Berger believes that the same human activity that produces society also produces religion. Berger also claims that any links between society and religion become vulnerable to secularization. What is secularization? Berger offers his definition,

“By secularization we mean the process by which sectors of society and culture are removed from the domination of religious institutions and symbols… [W]e imply that secularization is more than a social-structural process. It affects the totality of cultural life and ideation, and may be observed in the decline of religion’s contents in the arts, in philosophy, in literature, and, most important of all, in the rise of science as an autonomous, thoroughly secular perspective on the world. As there is a secularization of society and culture, so is there a secularization of consciousness. Put simply, this means that the modern West has produced an increasing number of individuals who look upon the world and their own lives without the benefit of religious interpretation” (5).

According to this view, many people in the modern Western world no longer accept traditional Western religion. They cannot accept religion’s version of the world as plausible. Berger calls this a “crisis” over the “plausibility of traditional religious definitions of reality.” Secularization is also a challenge to religious institutions that need to learn how to “keep going in a milieu that no longer takes for granted their definitions of reality.” 

But, in a remarkable turn, Peter Berger came to doubt the secularization hypothesis, or at least what one could call the strong version of the concept,

“I believed in secularization theory because everyone else did. It wasn’t crazy. There were some good reasons for it. Its basic proposition is very simple: the more modern, the less religious. It took me about 25 years to conclude that this was a mistake. Empirically untenable because of what I said in my first thesis. The world is not becoming more secular. The world remains strongly religious” (6)

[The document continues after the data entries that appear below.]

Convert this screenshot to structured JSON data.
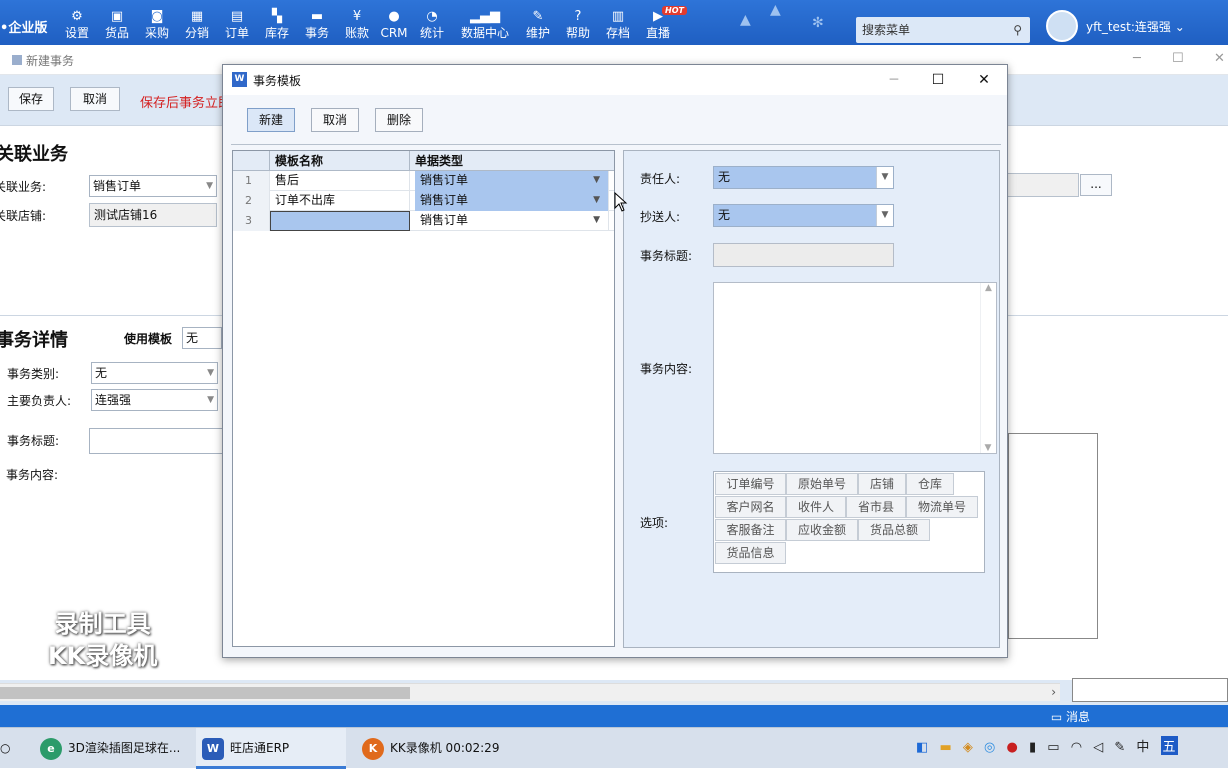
{
  "topbar": {
    "edition": "企业版",
    "nav": [
      {
        "label": "设置",
        "icon": "gear-icon"
      },
      {
        "label": "货品",
        "icon": "box-icon"
      },
      {
        "label": "采购",
        "icon": "purchase-icon"
      },
      {
        "label": "分销",
        "icon": "distribution-icon"
      },
      {
        "label": "订单",
        "icon": "order-icon"
      },
      {
        "label": "库存",
        "icon": "inventory-icon"
      },
      {
        "label": "事务",
        "icon": "chat-icon"
      },
      {
        "label": "账款",
        "icon": "yen-icon"
      },
      {
        "label": "CRM",
        "icon": "person-icon"
      },
      {
        "label": "统计",
        "icon": "pie-icon"
      },
      {
        "label": "数据中心",
        "icon": "bar-chart-icon"
      },
      {
        "label": "维护",
        "icon": "wrench-icon"
      },
      {
        "label": "帮助",
        "icon": "help-icon"
      },
      {
        "label": "存档",
        "icon": "archive-icon"
      },
      {
        "label": "直播",
        "icon": "video-icon"
      }
    ],
    "hot_badge": "HOT",
    "search_placeholder": "搜索菜单",
    "username": "yft_test:连强强"
  },
  "bg_window": {
    "title": "新建事务",
    "save_label": "保存",
    "cancel_label": "取消",
    "warning": "保存后事务立即",
    "section1": "关联业务",
    "rel_business_label": "关联业务:",
    "rel_business_value": "销售订单",
    "rel_shop_label": "关联店铺:",
    "rel_shop_value": "测试店铺16",
    "more_button": "...",
    "section2": "事务详情",
    "use_template_label": "使用模板",
    "use_template_value": "无",
    "category_label": "事务类别:",
    "category_value": "无",
    "owner_label": "主要负责人:",
    "owner_value": "连强强",
    "title_label": "事务标题:",
    "content_label": "事务内容:"
  },
  "modal": {
    "title": "事务模板",
    "logo": "W",
    "new_label": "新建",
    "cancel_label": "取消",
    "delete_label": "删除",
    "grid": {
      "headers": [
        "模板名称",
        "单据类型"
      ],
      "rows": [
        {
          "num": "1",
          "name": "售后",
          "type": "销售订单"
        },
        {
          "num": "2",
          "name": "订单不出库",
          "type": "销售订单"
        },
        {
          "num": "3",
          "name": "",
          "type": "销售订单"
        }
      ]
    },
    "responsible_label": "责任人:",
    "responsible_value": "无",
    "cc_label": "抄送人:",
    "cc_value": "无",
    "title_label": "事务标题:",
    "content_label": "事务内容:",
    "options_label": "选项:",
    "options": [
      "订单编号",
      "原始单号",
      "店铺",
      "仓库",
      "客户网名",
      "收件人",
      "省市县",
      "物流单号",
      "客服备注",
      "应收金额",
      "货品总额",
      "货品信息"
    ]
  },
  "status": {
    "message": "消息"
  },
  "watermark": {
    "line1": "录制工具",
    "line2": "KK录像机"
  },
  "taskbar": {
    "apps": [
      {
        "label": "3D渲染插图足球在...",
        "icon": "browser-icon"
      },
      {
        "label": "旺店通ERP",
        "icon": "erp-icon"
      },
      {
        "label": "KK录像机 00:02:29",
        "icon": "recorder-icon"
      }
    ],
    "ime": "中"
  }
}
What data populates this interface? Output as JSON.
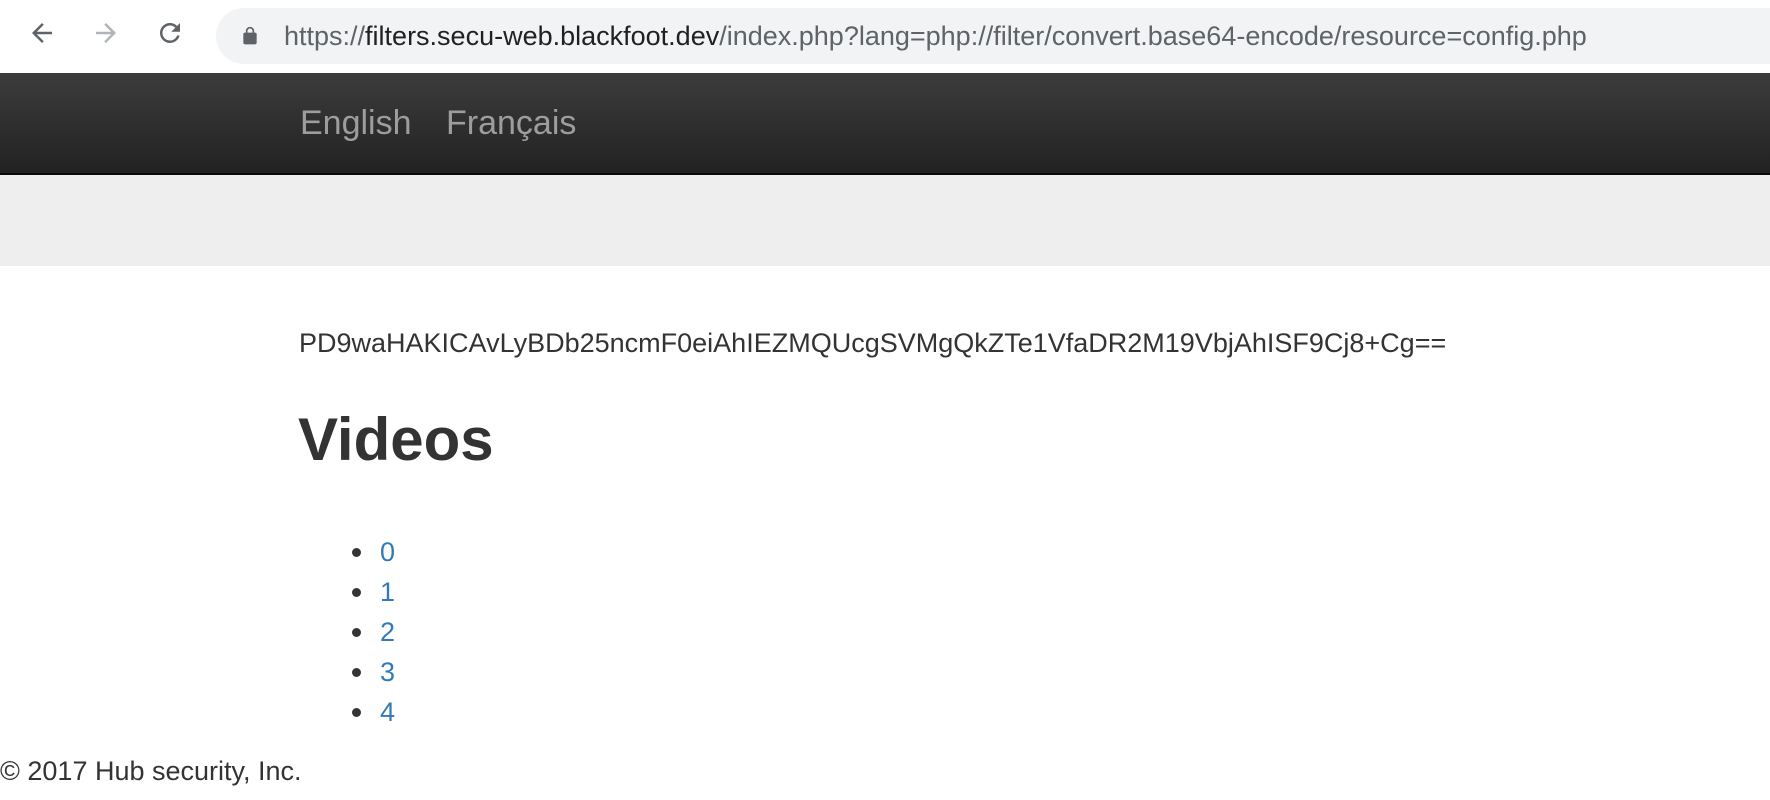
{
  "browser": {
    "back_icon": "arrow-left-icon",
    "forward_icon": "arrow-right-icon",
    "reload_icon": "reload-icon",
    "lock_icon": "lock-icon",
    "url_scheme": "https://",
    "url_host": "filters.secu-web.blackfoot.dev",
    "url_path": "/index.php?lang=php://filter/convert.base64-encode/resource=config.php"
  },
  "navbar": {
    "links": [
      {
        "label": "English"
      },
      {
        "label": "Français"
      }
    ]
  },
  "main": {
    "encoded_text": "PD9waHAKICAvLyBDb25ncmF0eiAhIEZMQUcgSVMgQkZTe1VfaDR2M19VbjAhISF9Cj8+Cg==",
    "heading": "Videos",
    "videos": [
      {
        "label": "0"
      },
      {
        "label": "1"
      },
      {
        "label": "2"
      },
      {
        "label": "3"
      },
      {
        "label": "4"
      }
    ]
  },
  "footer": {
    "text": "© 2017 Hub security, Inc."
  },
  "colors": {
    "link": "#337ab7",
    "navbar_text": "#9d9d9d",
    "navbar_bg": "#222222",
    "band_bg": "#eeeeee",
    "text": "#333333"
  }
}
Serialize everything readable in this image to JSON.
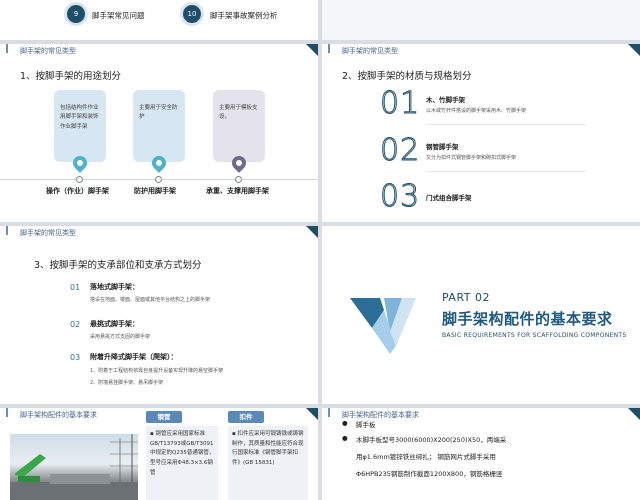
{
  "slide1": {
    "items": [
      {
        "num": "9",
        "label": "脚手架常见问题"
      },
      {
        "num": "10",
        "label": "脚手架事故案例分析"
      }
    ]
  },
  "slide3": {
    "header": "脚手架的常见类型",
    "section_title": "1、按脚手架的用途划分",
    "cards": [
      {
        "text": "包括结构件作业用脚手架和装饰作业脚手架",
        "label": "操作（作业）脚手架",
        "color": "#d6e6f2",
        "pin": "#4fb2c6"
      },
      {
        "text": "主要用于安全防护",
        "label": "防护用脚手架",
        "color": "#d6e6f2",
        "pin": "#4fb2c6"
      },
      {
        "text": "主要用于模板支设。",
        "label": "承重、支撑用脚手架",
        "color": "#e4e2ea",
        "pin": "#6e6a8a"
      }
    ]
  },
  "slide4": {
    "header": "脚手架的常见类型",
    "section_title": "2、按脚手架的材质与规格划分",
    "items": [
      {
        "num": "01",
        "title": "木、竹脚手架",
        "desc": "以木或竹杆件搭设的脚手架采用木、竹脚手架"
      },
      {
        "num": "02",
        "title": "钢管脚手架",
        "desc": "又分为扣件式钢管脚手架和碗扣式脚手架"
      },
      {
        "num": "03",
        "title": "门式组合脚手架",
        "desc": ""
      }
    ]
  },
  "slide5": {
    "header": "脚手架的常见类型",
    "section_title": "3、按脚手架的支承部位和支承方式划分",
    "items": [
      {
        "num": "01",
        "title": "落地式脚手架：",
        "desc": "搭设在地面、楼面、屋面或其他平台结构之上的脚手架"
      },
      {
        "num": "02",
        "title": "悬挑式脚手架：",
        "desc": "采用悬挑方式支固的脚手架"
      },
      {
        "num": "03",
        "title": "附着升降式脚手架（爬架）：",
        "desc": "1、附着于工程结构依靠自身提升设备实现升降的悬空脚手架",
        "desc2": "2、附墙悬挂脚手架、悬吊脚手架"
      }
    ]
  },
  "slide6": {
    "part": "PART 02",
    "title": "脚手架构配件的基本要求",
    "subtitle": "BASIC REQUIREMENTS FOR SCAFFOLDING COMPONENTS"
  },
  "slide7": {
    "header": "脚手架构配件的基本要求",
    "tag1": "钢管",
    "tag2": "扣件",
    "text1": "钢管应采用国家标准GB/T13793或GB/T3091中规定的Q235普通钢管，型号应采用Φ48.3×3.6钢管",
    "text2": "扣件应采用可锻铸铁或铸钢制作，其质量和性能应符合现行国家标准《钢管脚手架扣件》(GB 15831)"
  },
  "slide8": {
    "header": "脚手架构配件的基本要求",
    "lines": [
      "脚手板",
      "木脚手板型号3000(6000)X200(250)X50，两端采",
      "用φ1.6mm镀锌铁丝绑扎；   钢筋网片式脚手采用",
      "Φ6HPB235钢筋制作截面1200X800，钢筋格栅竖"
    ]
  },
  "colors": {
    "primary": "#1f4e6b",
    "accent": "#5a89b8",
    "teal": "#4fb2c6"
  }
}
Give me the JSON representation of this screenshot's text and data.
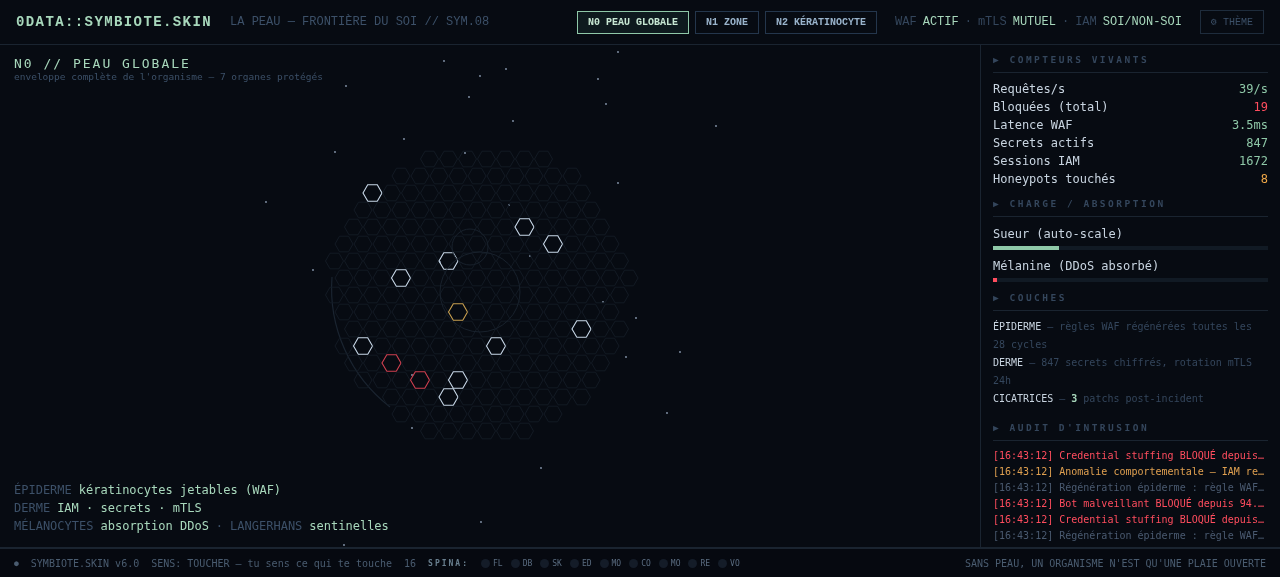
{
  "header": {
    "logo": "0DATA::SYMBIOTE.SKIN",
    "subtitle": "LA PEAU — FRONTIÈRE DU SOI // SYM.08",
    "tabs": [
      {
        "label": "N0 PEAU GLOBALE",
        "selected": true
      },
      {
        "label": "N1 ZONE",
        "selected": false
      },
      {
        "label": "N2 KÉRATINOCYTE",
        "selected": false
      }
    ],
    "statuses": [
      {
        "label": "WAF",
        "value": "ACTIF"
      },
      {
        "label": "mTLS",
        "value": "MUTUEL"
      },
      {
        "label": "IAM",
        "value": "SOI/NON-SOI"
      }
    ],
    "separator": "·",
    "theme_button": "⚙ THÈME"
  },
  "canvas": {
    "title": "N0 // PEAU GLOBALE",
    "subtitle": "enveloppe complète de l'organisme — 7 organes protégés",
    "legend": [
      [
        {
          "label": "ÉPIDERME",
          "value": "kératinocytes jetables (WAF)"
        }
      ],
      [
        {
          "label": "DERME",
          "value": "IAM · secrets · mTLS"
        }
      ],
      [
        {
          "label": "MÉLANOCYTES",
          "value": "absorption DDoS"
        },
        {
          "label": "LANGERHANS",
          "value": "sentinelles"
        }
      ]
    ],
    "legend_separator": "·"
  },
  "sidebar": {
    "counters_title": "▶ COMPTEURS VIVANTS",
    "counters": [
      {
        "label": "Requêtes/s",
        "value": "39/s",
        "color": "#8fc8a8"
      },
      {
        "label": "Bloquées (total)",
        "value": "19",
        "color": "#ff4d5e"
      },
      {
        "label": "Latence WAF",
        "value": "3.5ms",
        "color": "#8fc8a8"
      },
      {
        "label": "Secrets actifs",
        "value": "847",
        "color": "#8fc8a8"
      },
      {
        "label": "Sessions IAM",
        "value": "1672",
        "color": "#8fc8a8"
      },
      {
        "label": "Honeypots touchés",
        "value": "8",
        "color": "#f0a848"
      }
    ],
    "charge_title": "▶ CHARGE / ABSORPTION",
    "gauges": [
      {
        "label": "Sueur (auto-scale)",
        "level": 0.24,
        "color": "#8fc8a8"
      },
      {
        "label": "Mélanine (DDoS absorbé)",
        "level": 0.006,
        "color": "#ff4d5e"
      }
    ],
    "layers_title": "▶ COUCHES",
    "layers": [
      {
        "name": "ÉPIDERME",
        "text": "— règles WAF régénérées toutes les 28 cycles"
      },
      {
        "name": "DERME",
        "text": "— 847 secrets chiffrés, rotation mTLS 24h"
      },
      {
        "name": "CICATRICES",
        "text": "— **3** patchs post-incident"
      }
    ],
    "audit_title": "▶ AUDIT D'INTRUSION",
    "audit": [
      {
        "time": "[16:43:12]",
        "text": "Credential stuffing BLOQUÉ depuis…",
        "color": "#ff4d5e"
      },
      {
        "time": "[16:43:12]",
        "text": "Anomalie comportementale — IAM re…",
        "color": "#e0a050"
      },
      {
        "time": "[16:43:12]",
        "text": "Régénération épiderme : règle WAF…",
        "color": "#4a5a70"
      },
      {
        "time": "[16:43:12]",
        "text": "Bot malveillant BLOQUÉ depuis 94.…",
        "color": "#ff4d5e"
      },
      {
        "time": "[16:43:12]",
        "text": "Credential stuffing BLOQUÉ depuis…",
        "color": "#ff4d5e"
      },
      {
        "time": "[16:43:12]",
        "text": "Régénération épiderme : règle WAF…",
        "color": "#4a5a70"
      }
    ]
  },
  "footer": {
    "dot": "●",
    "version": "SYMBIOTE.SKIN v6.0",
    "sense": "SENS: TOUCHER — tu sens ce qui te touche",
    "count": "16",
    "spina_label": "SPINA:",
    "spina": [
      {
        "label": "FL"
      },
      {
        "label": "DB"
      },
      {
        "label": "SK"
      },
      {
        "label": "ED"
      },
      {
        "label": "MO"
      },
      {
        "label": "CO"
      },
      {
        "label": "MO"
      },
      {
        "label": "RE"
      },
      {
        "label": "VO"
      }
    ],
    "motto": "SANS PEAU, UN ORGANISME N'EST QU'UNE PLAIE OUVERTE"
  }
}
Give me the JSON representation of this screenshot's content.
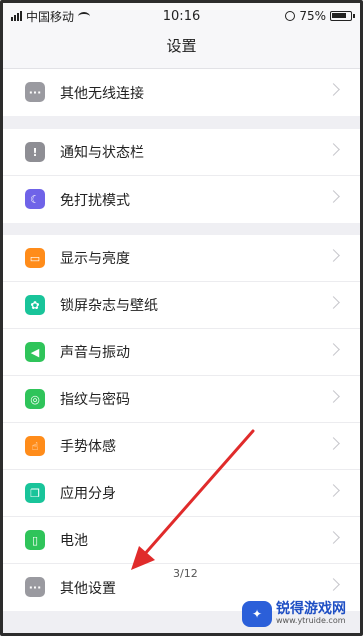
{
  "status_bar": {
    "carrier": "中国移动",
    "time": "10:16",
    "battery": "75%",
    "icons": [
      "signal-icon",
      "wifi-icon",
      "alarm-icon",
      "battery-icon"
    ]
  },
  "header": {
    "title": "设置"
  },
  "groups": [
    {
      "items": [
        {
          "label": "其他无线连接",
          "icon": "more-icon",
          "color": "#9a9aa0",
          "glyph": "···"
        }
      ]
    },
    {
      "items": [
        {
          "label": "通知与状态栏",
          "icon": "notification-icon",
          "color": "#8e8e94",
          "glyph": "!"
        },
        {
          "label": "免打扰模式",
          "icon": "moon-icon",
          "color": "#6f63e8",
          "glyph": "☾"
        }
      ]
    },
    {
      "items": [
        {
          "label": "显示与亮度",
          "icon": "display-icon",
          "color": "#ff8c1a",
          "glyph": "▭"
        },
        {
          "label": "锁屏杂志与壁纸",
          "icon": "flower-icon",
          "color": "#19c49a",
          "glyph": "✿"
        },
        {
          "label": "声音与振动",
          "icon": "speaker-icon",
          "color": "#2fc45a",
          "glyph": "◀"
        },
        {
          "label": "指纹与密码",
          "icon": "fingerprint-icon",
          "color": "#2fc45a",
          "glyph": "◎"
        },
        {
          "label": "手势体感",
          "icon": "hand-icon",
          "color": "#ff8c1a",
          "glyph": "☝"
        },
        {
          "label": "应用分身",
          "icon": "clone-icon",
          "color": "#19c49a",
          "glyph": "❐"
        },
        {
          "label": "电池",
          "icon": "battery-icon",
          "color": "#2fc45a",
          "glyph": "▯"
        },
        {
          "label": "其他设置",
          "icon": "more-icon",
          "color": "#9a9aa0",
          "glyph": "···"
        }
      ]
    }
  ],
  "page_indicator": "3/12",
  "watermark": {
    "title": "锐得游戏网",
    "subtitle": "www.ytruide.com"
  }
}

Berger yet notices the role that secular space has in modern society:

“Every modern society needs a secular space. The basic reason for this is science and technology. You cannot have a modern society without at least the minimum of technology.” Even “temples of modernity” such as hospitals have a religious aspect because they are constantly infiltrated by religion: hospital chaplains, visiting clergy, patients who pray, nurses who have prayer circles, medical faculties who are interested in alternative healing methods which are usually from India or China; according to Berger, these secular “spaces are not isolated from religion, it interacts with religion.”

References

  1. Hjelm, Titus. 2018. “Peter L. Berger and the sociology of religion.” Journal of Classical Sociology 18(3):231-248.
  2. Capp, Walter. 1995. Religious Studies: The Making of a Discipline. Minneapolis: Fortress Press. p. 183.
  3. Capp, Walter. 1995. Ibid. p. 183.
  4. Capp, Walter. 1995. Ibid. p. 183.
  5. Capp, Walter. 1995. Ibid. p. 185.
  6. YouTube. 2016. Peter Berger on whether the world is becoming less religious. Available.